Women here on Earth may think of their periods as monthly inconveniences, but consider what it's like for astronauts aboard the International Space Station (ISS).
Up there, maintaining personal hygiene in general is not easy, as limited water is available for washing. The added challenges of changing hygiene products in microgravity only make things even more difficult.
Then there's the issue of plumbing: The water recycling system onboard the ISS — used for reclaiming water from urine — wasn't designed with the possibility in mind that there would be menstrual blood in the mix. [7 Everyday Things that Happen Strangely In Space]
Indeed, there are several reasons why an astronaut might want to opt out of getting her period in space. But what's the best way to go about it? For a short mission, an astronaut may simply choose to time her cycle around her stint in space by using birth control pills, but for longer missions, skipping periods entirely may be preferred, said a new review of the subject, published today (April 21) in the journal npj Microgravity (opens in new tab).
Skipping periods (also known as "menstrual suppression") is becoming more common among women in general and is gaining acceptance by more and more doctors, said the review authors, Dr. Varsha Jain, a visiting researcher at the Centre of Human & Aerospace Physiological Sciences in London, and Dr. Virginia Wotring, an assistant professor at the Center for Space Medicine at Baylor College of Medicine in Texas.
Currently, there are several options for women who choose to skip their periods, but whether these options will fare as well during long spaceflights as they do here on Earth is the question, according to the review.
"With more women going into space, we need to ensure they have the most up-to-date information" on the options available to them, Jain said in a statement.
So what's an astronaut to do?
One of the most common ways for a woman to skip her period is by taking the pill, which uses a combination of estrogen and progesterone to suppress the menstrual cycle. While the authors of the review note that this method works well (in fact, it's long been used in spaceflight, they write) some questions do arise.
For example, taking hormones may affect bone density. While such slight losses in bone density are generally not a concern here on Earth, during spaceflight, where bone-density loss is accelerated, this would be more problematic, the authors said. [Birth Control Quiz: Test Your Contraception Knowledge]
And of course, taking the pill each day requires, well, a pill for each day. As audiences learned watching the movie "The Martian," every extra bit of weight counts on a spaceflight. The review's authors estimate that a three-year mission would require about 1,100 pills, plus their packaging. The authors also note that the stability of these drugs over such a long time in space has not been tested.

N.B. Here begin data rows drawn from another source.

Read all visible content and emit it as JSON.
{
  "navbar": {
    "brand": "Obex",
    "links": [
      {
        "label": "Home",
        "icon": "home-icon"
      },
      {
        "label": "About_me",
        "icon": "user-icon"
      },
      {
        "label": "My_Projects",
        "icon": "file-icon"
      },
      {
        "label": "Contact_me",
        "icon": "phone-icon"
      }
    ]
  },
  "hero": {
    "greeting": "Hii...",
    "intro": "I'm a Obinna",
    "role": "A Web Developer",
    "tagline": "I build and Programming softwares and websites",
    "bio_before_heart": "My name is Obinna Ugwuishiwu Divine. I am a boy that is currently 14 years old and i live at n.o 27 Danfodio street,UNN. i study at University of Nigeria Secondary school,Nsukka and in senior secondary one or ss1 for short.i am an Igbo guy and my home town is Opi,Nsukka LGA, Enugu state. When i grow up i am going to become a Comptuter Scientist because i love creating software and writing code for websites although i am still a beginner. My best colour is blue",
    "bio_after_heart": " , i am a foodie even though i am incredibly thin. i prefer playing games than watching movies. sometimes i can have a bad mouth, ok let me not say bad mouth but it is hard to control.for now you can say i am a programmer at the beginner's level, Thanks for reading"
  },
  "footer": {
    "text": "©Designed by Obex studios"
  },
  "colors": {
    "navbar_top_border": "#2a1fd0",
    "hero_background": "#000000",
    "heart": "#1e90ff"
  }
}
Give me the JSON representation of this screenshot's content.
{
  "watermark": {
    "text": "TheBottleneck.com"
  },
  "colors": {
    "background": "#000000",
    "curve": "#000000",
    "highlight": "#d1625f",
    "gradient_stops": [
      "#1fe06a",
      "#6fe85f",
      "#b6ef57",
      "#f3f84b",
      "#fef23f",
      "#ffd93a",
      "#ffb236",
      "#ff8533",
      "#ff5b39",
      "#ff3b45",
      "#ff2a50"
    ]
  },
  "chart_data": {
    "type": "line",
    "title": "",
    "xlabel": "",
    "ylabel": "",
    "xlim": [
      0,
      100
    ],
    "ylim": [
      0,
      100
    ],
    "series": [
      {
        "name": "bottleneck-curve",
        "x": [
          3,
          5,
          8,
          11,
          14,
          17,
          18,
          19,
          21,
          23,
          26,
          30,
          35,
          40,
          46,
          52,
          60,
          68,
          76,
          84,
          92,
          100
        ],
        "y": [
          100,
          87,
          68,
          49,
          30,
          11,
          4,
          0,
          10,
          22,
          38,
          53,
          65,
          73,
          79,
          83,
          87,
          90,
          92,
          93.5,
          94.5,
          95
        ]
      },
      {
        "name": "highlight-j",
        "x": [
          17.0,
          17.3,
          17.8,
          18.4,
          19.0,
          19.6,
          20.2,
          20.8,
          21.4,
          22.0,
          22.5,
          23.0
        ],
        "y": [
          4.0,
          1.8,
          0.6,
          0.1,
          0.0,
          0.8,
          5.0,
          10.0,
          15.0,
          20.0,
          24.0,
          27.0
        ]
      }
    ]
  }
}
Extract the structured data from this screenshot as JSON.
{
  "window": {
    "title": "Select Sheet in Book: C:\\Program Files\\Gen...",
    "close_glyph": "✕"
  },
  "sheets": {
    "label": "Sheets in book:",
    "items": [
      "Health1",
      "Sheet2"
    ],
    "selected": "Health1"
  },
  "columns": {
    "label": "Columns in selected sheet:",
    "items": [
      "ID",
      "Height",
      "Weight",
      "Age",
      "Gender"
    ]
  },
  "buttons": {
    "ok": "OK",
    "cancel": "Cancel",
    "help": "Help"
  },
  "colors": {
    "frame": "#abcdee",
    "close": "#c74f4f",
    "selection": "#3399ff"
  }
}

So rather than the pill, long-acting reversible contraceptives, or LARCs, may be an astronaut's best option, the authors wrote. These contraceptives include intrauterine devices (IUDs) and under-the-skin implants.
Neither option has been shown to affect bone density in studies on Earth. In addition, a single IUD or under-the-skin implant would eliminate the extra bulk and stability issues of the pill, the authors wrote. And neither option would be expected to interfere with an astronaut's ability to perform her tasks on the mission, the researchers wrote.
On a more squeamish note, the authors point out that there are no reports in the medical literature studying whether the devices could shift around in the body as a result of the strong gravitational forces that an astronaut experiences during launch or landing.
Currently, two types of IUDs are available. One type, which releases small amounts of hormones into the body over time to suppress a woman's menstrual cycle, is the preferred option for spaceflight. The other available IUD prevents pregnancy by releasing copper ions, but it does not suppress a woman's period.
Subdermal implants work in a similar way as the hormonal IUD; they release small amounts of hormones over time. Unlike IUDs, however, which are inserted into the uterus, the subdermal implant is inserted just beneath a woman's skin, typically in the upper arm. The implant doesn't usually interfere with a woman's clothing on Earth, and it's unlikely that the method would cause problems in specific spacesuits, the review said.
Because both options take time to effectively suppress a woman's period, the authors said that an astronaut who chooses a LARC should have it inserted at least 1.5 to 2 years before her mission.